Aqui está em jogo a opinião pública. A presidência de Lula sobreviveu ao
escândalo do mensalão, mas o mesmo não se pode dizer do segundo mandato de
Dilma, diante dos atuais escândalos de corrupção num quadro de crise econômica.
A segunda tática é a judicialização da oposição, em que certos atores no
Ministério Público, na Polícia Federal, no Tribunal de Contas e no Poder
Judiciário intensificam a severidade em processos contra membros do PT ao passo
em que relaxam o rigor em processos contra membros dos partidos de oposição. No
Congresso Nacional, que provavelmente é a instituição mais desmoralizada do
país, a oposição partidária tira vantagem de ambas as táticas e adota as suas
próprias. A política de chantagens do presidente da Câmara Eduardo Cunha é
exemplo emblemático. Subjacente a tudo isto, está o histórico anti-petismo das
elites e da porção conservadora da classe média. Trata-se de preconceito da
“casa grande”, levemente contido durante o período de bonança econômica, mas
que voltou com força, inclusive com tom macartista, impulsionado pela
valorização do dólar (um dos principais “termômetros” da opinião pública da
classe média brasileira). Estes vetores, embora contingentes, parecem estar se
fortalecendo e convergindo.
Por
um lado, o noticiário extensivo sobre casos de corrupção e a punição de
políticos corruptos (às vezes acompanhada de recuperação parcial de recursos
públicos desviados) são sinais de fortalecimento das instituições políticas
brasileiras. Quem conheceu bem o Brasil anterior ao ano 2000, sabe que hoje o
combate à corrupção é muito mais intenso, que o Estado, com todos os seus
problemas, é muito mais transparente. Pensar que as notícias de corrupção se
proliferam apenas por causa da suposta improbidade do PT é ingenuidade ou viés
de oposição. Entretanto, as duas táticas de oposição enfatizadas acima são sinal
de que duas instituições fundamentais para o bom funcionamento de uma
democracia – a mídia e o judiciário – são débeis no Brasil, pois não tem
independência e são partidarizadas.
Diante
da progressão do câncer golpista, o governo precisa tentar novas terapias.

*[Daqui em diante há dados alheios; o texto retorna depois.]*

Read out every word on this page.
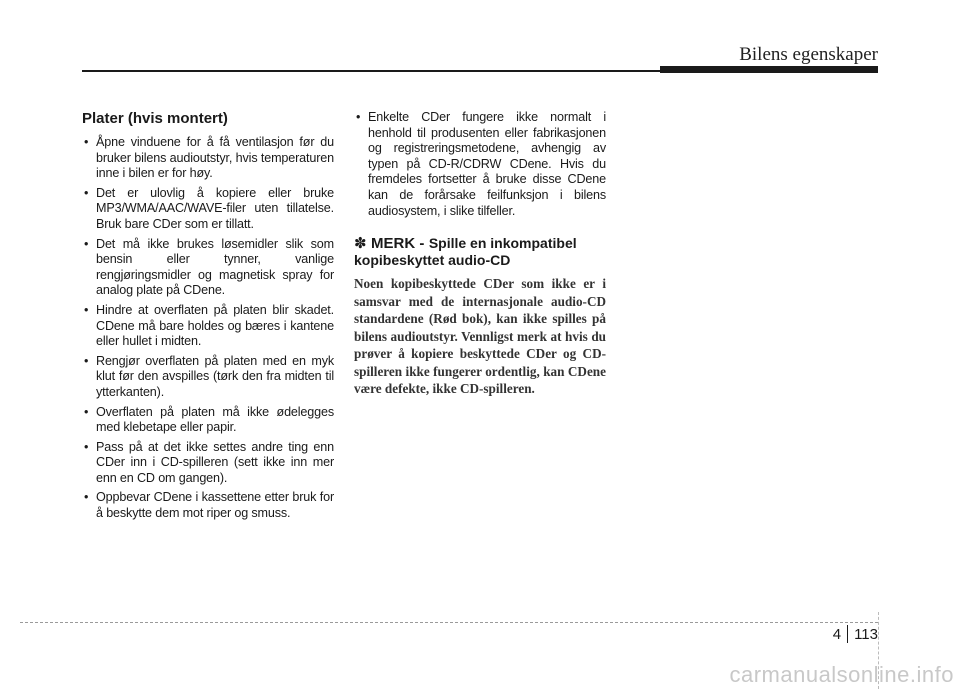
Bilens egenskaper
Plater (hvis montert)
• Åpne vinduene for å få ventilasjon før du bruker bilens audioutstyr, hvis temperaturen inne i bilen er for høy.
• Det er ulovlig å kopiere eller bruke MP3/WMA/AAC/WAVE-filer uten tillatelse. Bruk bare CDer som er tillatt.
• Det må ikke brukes løsemidler slik som bensin eller tynner, vanlige rengjøringsmidler og magnetisk spray for analog plate på CDene.
• Hindre at overflaten på platen blir skadet. CDene må bare holdes og bæres i kantene eller hullet i midten.
• Rengjør overflaten på platen med en myk klut før den avspilles (tørk den fra midten til ytterkanten).
• Overflaten på platen må ikke ødelegges med klebetape eller papir.
• Pass på at det ikke settes andre ting enn CDer inn i CD-spilleren (sett ikke inn mer enn en CD om gangen).
• Oppbevar CDene i kassettene etter bruk for å beskytte dem mot riper og smuss.
• Enkelte CDer fungere ikke normalt i henhold til produsenten eller fabrikasjonen og registreringsmetodene, avhengig av typen på CD-R/CDRW CDene. Hvis du fremdeles fortsetter å bruke disse CDene kan de forårsake feilfunksjon i bilens audiosystem, i slike tilfeller.
✽ MERK - Spille en inkompatibel kopibeskyttet audio-CD
Noen kopibeskyttede CDer som ikke er i samsvar med de internasjonale audio-CD standardene (Rød bok), kan ikke spilles på bilens audioutstyr. Vennligst merk at hvis du prøver å kopiere beskyttede CDer og CD-spilleren ikke fungerer ordentlig, kan CDene være defekte, ikke CD-spilleren.
4 113
carmanualsonline.info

Minha aposta é que, no final das contas, são as ruas que definirão o resultado.
Se a mobilização das bases históricas de sustentação do PT for igual ou mais
forte do que a mobilização da oposição, Dilma terá chances de concluir seu
mandato. Lula, o PT, os sindicatos e os movimentos sociais progressistas
precisam fazer, rapidamente, uma ameaça crível para a oposição, para o
vice-presidente Michel Temer e para os membros vacilantes da “base governista”
no Congresso. Precisam demonstrar, nas ruas, que, com um impeachment, o país
ingressaria numa situação de caos persistente e que nenhum presidente que
substituísse Dilma seria um presidente feliz.